What can happen if orthodontic problems go untreated?
Untreated orthodontic problems may contribute to tooth decay, diseased gums, temporomandibular joint problems and loss of teeth. Protruding teeth are more susceptible to accidental chipping and other forms of dental injury. Sometimes, the increased cost of dental care resulting from untreated malocclusion (bad bite) far exceeds the cost of orthodontic care. In addition, if left untreated, malocclusion may result in harmful effects on the oral health and psychological well-being of the patient.

What makes an orthodontist different from a dentist?
Orthodontists are the dental specialists in the diagnosis, prevention and treatment of dental and facial irregularities: they are expert at moving teeth, helping jaws develop properly and working with the patient to help make sure the teeth stay in their new positions. They are uniquely qualified to correct “bad bites”. The American Dental Association requires orthodontists to have at least two years of post-doctoral, advanced specialty training in orthodontics in an accredited program, after graduation from dental school.

Read her other post: The Right Time For An Orthodontic Check-Up

October is the Month of Dental Prevention. The American Association of Orthodontists has chosen October as Orthodontic Health Month. It provides the opportunity to educate the public about the benefits of orthodontics, the importance of early orthodontic screening no later than age seven, the lifetime value of orthodontics and orthodontists’ special educational qualifications.

Written by Dr. Daniela Signorelli

*** The material is provided by the American Association of Orthodontists. If anyone is interested in having more information, there is  AAO’s  website : http://www.braces.org

 

The Right Time For An Orthodontic Check-Up

The Right Time For An Orthodontic Check-Up: No Later Than Age 7

dentist
Even though most people think of pre-teens and teens when they speak about orthodontics, there are good reasons your child should get an orthodontic evaluation much sooner. The American Association of Orthodontists recommends an orthodontic check-up no later than age 7.

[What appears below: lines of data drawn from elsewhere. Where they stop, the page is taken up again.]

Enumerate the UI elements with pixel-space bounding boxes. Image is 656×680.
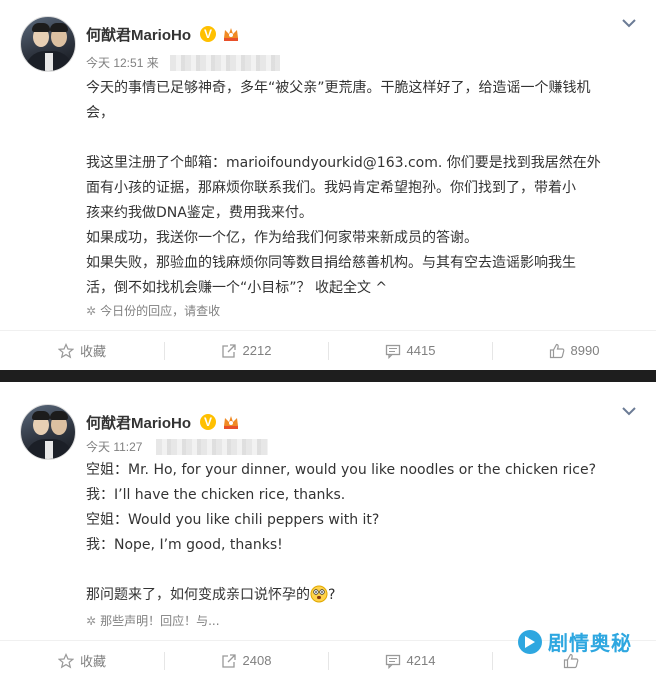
post-time[interactable]: 今天 12:51 来 bbox=[86, 54, 159, 71]
post-line: 那问题来了，如何变成亲口说怀孕的? bbox=[86, 585, 336, 603]
thumbs-up-icon bbox=[549, 343, 564, 358]
member-crown-icon[interactable] bbox=[222, 26, 240, 42]
post-line: 面有小孩的证据，那麻烦你联系我们。我妈肯定希望抱孙。你们找到了，带着小 bbox=[86, 180, 576, 196]
like-button[interactable]: 8990 bbox=[492, 331, 656, 370]
favorite-button[interactable]: 收藏 bbox=[0, 641, 164, 680]
weibo-post-1: 何猷君MarioHo V 今天 12:51 来 今天的事情已足够神奇，多年“被父… bbox=[0, 0, 656, 370]
reply-hint[interactable]: ✲ 今日份的回应，请查收 bbox=[86, 302, 220, 319]
avatar[interactable] bbox=[20, 16, 76, 72]
comment-icon bbox=[385, 344, 400, 359]
post-line: 我：Nope, I’m good, thanks! bbox=[86, 537, 283, 553]
post-line: 空姐：Would you like chili peppers with it? bbox=[86, 512, 380, 528]
post-divider bbox=[0, 370, 656, 382]
collapse-full-text-link[interactable]: 收起全文 ^ bbox=[315, 280, 387, 296]
watermark: 剧情奥秘 bbox=[518, 627, 632, 656]
reply-hint[interactable]: ✲ 那些声明！回应！与... bbox=[86, 612, 220, 629]
blurred-source bbox=[156, 439, 268, 455]
author-name[interactable]: 何猷君MarioHo bbox=[86, 24, 191, 45]
avatar[interactable] bbox=[20, 404, 76, 460]
sparkle-icon: ✲ bbox=[86, 614, 97, 628]
post-line: 我这里注册了个邮箱：marioifoundyourkid@163.com. 你们… bbox=[86, 155, 601, 171]
comment-icon bbox=[385, 654, 400, 669]
verified-badge-icon: V bbox=[200, 26, 216, 42]
weibo-post-2: 何猷君MarioHo V 今天 11:27 空姐：Mr. Ho, for you… bbox=[0, 382, 656, 680]
play-logo-icon bbox=[518, 629, 542, 654]
post-line: 空姐：Mr. Ho, for your dinner, would you li… bbox=[86, 462, 597, 478]
comment-button[interactable]: 4415 bbox=[328, 331, 492, 370]
star-icon bbox=[57, 652, 74, 668]
repost-button[interactable]: 2408 bbox=[164, 641, 328, 680]
post-line: 如果失败，那验血的钱麻烦你同等数目捐给慈善机构。与其有空去造谣影响我生 bbox=[86, 255, 576, 271]
author-name[interactable]: 何猷君MarioHo bbox=[86, 412, 191, 433]
chevron-down-icon[interactable] bbox=[622, 406, 636, 416]
watermark-text: 剧情奥秘 bbox=[548, 631, 632, 655]
post-time[interactable]: 今天 11:27 bbox=[86, 438, 142, 455]
comment-button[interactable]: 4214 bbox=[328, 641, 492, 680]
share-icon bbox=[221, 653, 236, 668]
repost-button[interactable]: 2212 bbox=[164, 331, 328, 370]
post-line: 我：I’ll have the chicken rice, thanks. bbox=[86, 487, 346, 503]
post-line: 如果成功，我送你一个亿，作为给我们何家带来新成员的答谢。 bbox=[86, 230, 478, 246]
sparkle-icon: ✲ bbox=[86, 304, 97, 318]
post-line: 孩来约我做DNA鉴定，费用我来付。 bbox=[86, 205, 313, 221]
favorite-button[interactable]: 收藏 bbox=[0, 331, 164, 370]
shocked-face-emoji-icon bbox=[310, 585, 328, 603]
member-crown-icon[interactable] bbox=[222, 414, 240, 430]
star-icon bbox=[57, 342, 74, 358]
post-line: 活，倒不如找机会赚一个“小目标”？ 收起全文 ^ bbox=[86, 280, 388, 296]
post-line bbox=[86, 126, 634, 151]
post-text: 今天的事情已足够神奇，多年“被父亲”更荒唐。干脆这样好了，给造谣一个赚钱机 会，… bbox=[86, 76, 634, 301]
post-text: 空姐：Mr. Ho, for your dinner, would you li… bbox=[86, 458, 634, 608]
post-line bbox=[86, 558, 634, 583]
blurred-source bbox=[170, 55, 280, 71]
post-line: 会， bbox=[86, 105, 114, 121]
share-icon bbox=[221, 343, 236, 358]
chevron-down-icon[interactable] bbox=[622, 18, 636, 28]
verified-badge-icon: V bbox=[200, 414, 216, 430]
action-bar: 收藏 2212 4415 8990 bbox=[0, 330, 656, 370]
post-line: 今天的事情已足够神奇，多年“被父亲”更荒唐。干脆这样好了，给造谣一个赚钱机 bbox=[86, 80, 591, 96]
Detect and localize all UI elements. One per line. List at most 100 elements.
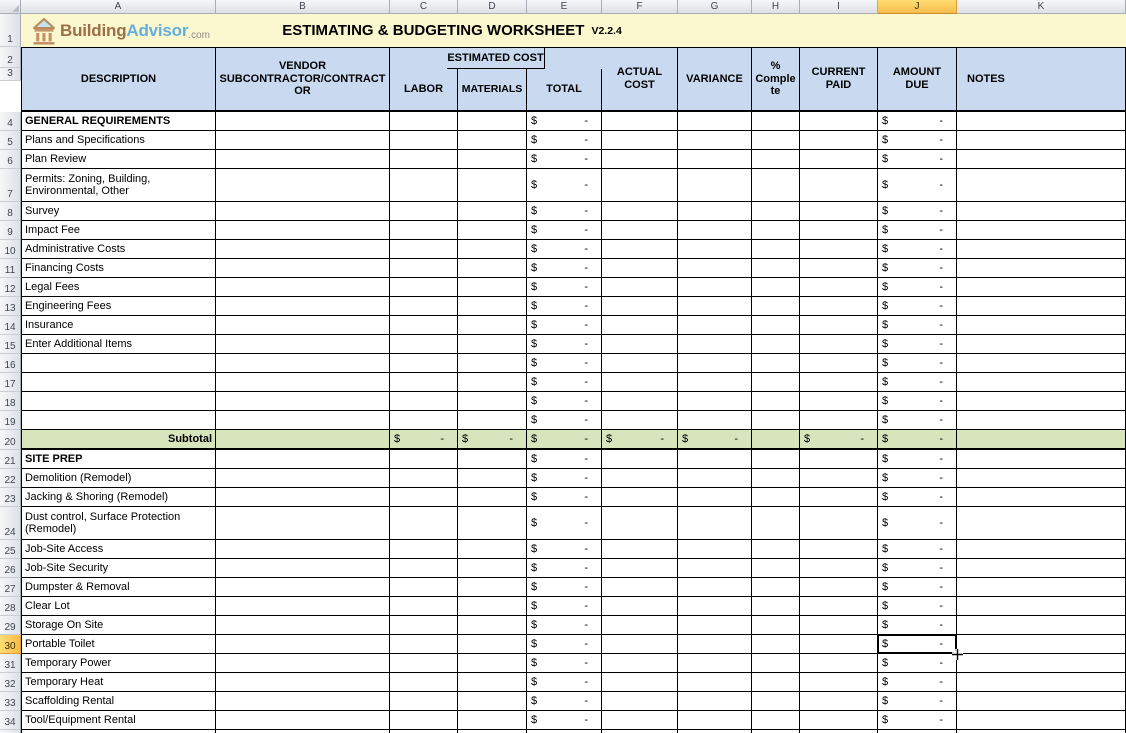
cell-H16[interactable] bbox=[752, 354, 800, 373]
cell-K33[interactable] bbox=[957, 692, 1126, 711]
row-header-26[interactable]: 26 bbox=[0, 559, 21, 578]
cell-I30[interactable] bbox=[800, 635, 878, 654]
cell-I14[interactable] bbox=[800, 316, 878, 335]
cell-F15[interactable] bbox=[602, 335, 678, 354]
cell-C14[interactable] bbox=[390, 316, 458, 335]
cell-H25[interactable] bbox=[752, 540, 800, 559]
cell-D29[interactable] bbox=[458, 616, 527, 635]
cell-C23[interactable] bbox=[390, 488, 458, 507]
cell-C4[interactable] bbox=[390, 112, 458, 131]
cell-E8[interactable]: $- bbox=[527, 202, 602, 221]
cell-C20[interactable]: $- bbox=[390, 430, 458, 450]
cell-B28[interactable] bbox=[216, 597, 390, 616]
header-estimated-cost[interactable]: ESTIMATED COST bbox=[447, 48, 544, 69]
cell-A23[interactable]: Jacking & Shoring (Remodel) bbox=[21, 488, 216, 507]
cell-G4[interactable] bbox=[678, 112, 752, 131]
cell-D28[interactable] bbox=[458, 597, 527, 616]
cell-D18[interactable] bbox=[458, 392, 527, 411]
cell-A18[interactable] bbox=[21, 392, 216, 411]
cell-F24[interactable] bbox=[602, 507, 678, 540]
cell-H17[interactable] bbox=[752, 373, 800, 392]
cell-F33[interactable] bbox=[602, 692, 678, 711]
cell-J12[interactable]: $- bbox=[878, 278, 957, 297]
cell-B30[interactable] bbox=[216, 635, 390, 654]
cell-J22[interactable]: $- bbox=[878, 469, 957, 488]
column-header-A[interactable]: A bbox=[21, 0, 216, 14]
cell-A29[interactable]: Storage On Site bbox=[21, 616, 216, 635]
cell-E20[interactable]: $- bbox=[527, 430, 602, 450]
row-header-28[interactable]: 28 bbox=[0, 597, 21, 616]
cell-H28[interactable] bbox=[752, 597, 800, 616]
cell-G25[interactable] bbox=[678, 540, 752, 559]
cell-K25[interactable] bbox=[957, 540, 1126, 559]
cell-A24[interactable]: Dust control, Surface Protection (Remode… bbox=[21, 507, 216, 540]
cell-K10[interactable] bbox=[957, 240, 1126, 259]
cell-F25[interactable] bbox=[602, 540, 678, 559]
cell-A19[interactable] bbox=[21, 411, 216, 430]
cell-H31[interactable] bbox=[752, 654, 800, 673]
row-header-14[interactable]: 14 bbox=[0, 316, 21, 335]
cell-D12[interactable] bbox=[458, 278, 527, 297]
cell-K13[interactable] bbox=[957, 297, 1126, 316]
cell-I10[interactable] bbox=[800, 240, 878, 259]
cell-F28[interactable] bbox=[602, 597, 678, 616]
row-header-27[interactable]: 27 bbox=[0, 578, 21, 597]
cell-D20[interactable]: $- bbox=[458, 430, 527, 450]
cell-E15[interactable]: $- bbox=[527, 335, 602, 354]
cell-K16[interactable] bbox=[957, 354, 1126, 373]
cell-F17[interactable] bbox=[602, 373, 678, 392]
row-header-9[interactable]: 9 bbox=[0, 221, 21, 240]
cell-E24[interactable]: $- bbox=[527, 507, 602, 540]
cell-C22[interactable] bbox=[390, 469, 458, 488]
column-header-F[interactable]: F bbox=[602, 0, 678, 14]
cell-D30[interactable] bbox=[458, 635, 527, 654]
row-header-7[interactable]: 7 bbox=[0, 169, 21, 202]
column-header-K[interactable]: K bbox=[957, 0, 1126, 14]
row-header-11[interactable]: 11 bbox=[0, 259, 21, 278]
cell-J23[interactable]: $- bbox=[878, 488, 957, 507]
cell-J17[interactable]: $- bbox=[878, 373, 957, 392]
cell-B4[interactable] bbox=[216, 112, 390, 131]
row-header-8[interactable]: 8 bbox=[0, 202, 21, 221]
cell-C9[interactable] bbox=[390, 221, 458, 240]
cell-F19[interactable] bbox=[602, 411, 678, 430]
cell-E17[interactable]: $- bbox=[527, 373, 602, 392]
row-header-34[interactable]: 34 bbox=[0, 711, 21, 730]
row-header-24[interactable]: 24 bbox=[0, 507, 21, 540]
cell-H27[interactable] bbox=[752, 578, 800, 597]
cell-I25[interactable] bbox=[800, 540, 878, 559]
cell-A20[interactable]: Subtotal bbox=[21, 430, 216, 450]
cell-J28[interactable]: $- bbox=[878, 597, 957, 616]
cell-H9[interactable] bbox=[752, 221, 800, 240]
cell-D31[interactable] bbox=[458, 654, 527, 673]
cell-G20[interactable]: $- bbox=[678, 430, 752, 450]
cell-E6[interactable]: $- bbox=[527, 150, 602, 169]
cell-J11[interactable]: $- bbox=[878, 259, 957, 278]
row-header-5[interactable]: 5 bbox=[0, 131, 21, 150]
cell-H14[interactable] bbox=[752, 316, 800, 335]
header-variance[interactable]: VARIANCE bbox=[678, 48, 752, 110]
cell-I34[interactable] bbox=[800, 711, 878, 730]
cell-G29[interactable] bbox=[678, 616, 752, 635]
cell-A28[interactable]: Clear Lot bbox=[21, 597, 216, 616]
cell-C17[interactable] bbox=[390, 373, 458, 392]
row-header-22[interactable]: 22 bbox=[0, 469, 21, 488]
cell-A31[interactable]: Temporary Power bbox=[21, 654, 216, 673]
cell-C34[interactable] bbox=[390, 711, 458, 730]
cell-J8[interactable]: $- bbox=[878, 202, 957, 221]
cell-B34[interactable] bbox=[216, 711, 390, 730]
cell-I6[interactable] bbox=[800, 150, 878, 169]
cell-J18[interactable]: $- bbox=[878, 392, 957, 411]
cell-B15[interactable] bbox=[216, 335, 390, 354]
cell-B10[interactable] bbox=[216, 240, 390, 259]
header-actual-cost[interactable]: ACTUAL COST bbox=[602, 48, 678, 110]
cell-D4[interactable] bbox=[458, 112, 527, 131]
cell-H33[interactable] bbox=[752, 692, 800, 711]
cell-D32[interactable] bbox=[458, 673, 527, 692]
cell-F22[interactable] bbox=[602, 469, 678, 488]
cell-C33[interactable] bbox=[390, 692, 458, 711]
cell-G7[interactable] bbox=[678, 169, 752, 202]
cell-K23[interactable] bbox=[957, 488, 1126, 507]
cell-B5[interactable] bbox=[216, 131, 390, 150]
cell-E18[interactable]: $- bbox=[527, 392, 602, 411]
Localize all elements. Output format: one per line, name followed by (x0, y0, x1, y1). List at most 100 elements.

Why Your Child Should Get An Orthodontic Check-Up No Later Than Age 7:
1. Orthodontists can spot problems with jaw growth and emerging teeth while some baby teeth are still present.
2. The check-up may reveal that your child’s bite is fine. Often, the orthodontist will identify a potential problem but recommend monitoring the child’s growth and development, and then, if indicated, begin treatment at the right time for the child. In other cases, the orthodontist might find a problem that can benefit from early treatment.
3. Early treatment may prevent more serious problems from developing and may make treatment at a later age shorter and less complicated.
4. In some cases, the orthodontist will be able to achieve results that wouldn’t be possible once the face and jaws have finished growing.
5. Some of the more readily apparent conditions that indicate the need for early examination include:

• Early or late loss of teeth
• Difficulty in chewing or biting
• Mouth breathing
• Thumb sucking
• Crowding, misplaced or blocked-out teeth
• Jaws that shift or make sounds
• Speech difficulties
• Biting the cheek or the roof of the mouth
• Teeth that meet abnormally, or don’t meet at all
• Facial imbalance
• Jaws that are too far forward or back
• Grinding or clenching of the teeth

6. Early treatment may give your orthodontist the chance to:

• Guide jaw growth
• Lower the risk of trauma to protruded front teeth
• Correct harmful oral habits (thumb sucking)
• Improve appearance
• Guide permanent teeth into a more favourable position
• Improve the way lips meet

7. Through early orthodontic screening, you’ll be giving your child the best opportunity for a healthy, beautiful smile that’s good for life. No child should wait until reaching the teens to feel good about his or her smile.

October is the Month of Dental Prevention. The American Association of Orthodontists has chosen October as Orthodontic Health Month. It provides the opportunity to educate the public about the benefits of orthodontics, the importance of early orthodontic screening no later than age seven, the lifetime value of orthodontics and orthodontists’ special educational qualifications.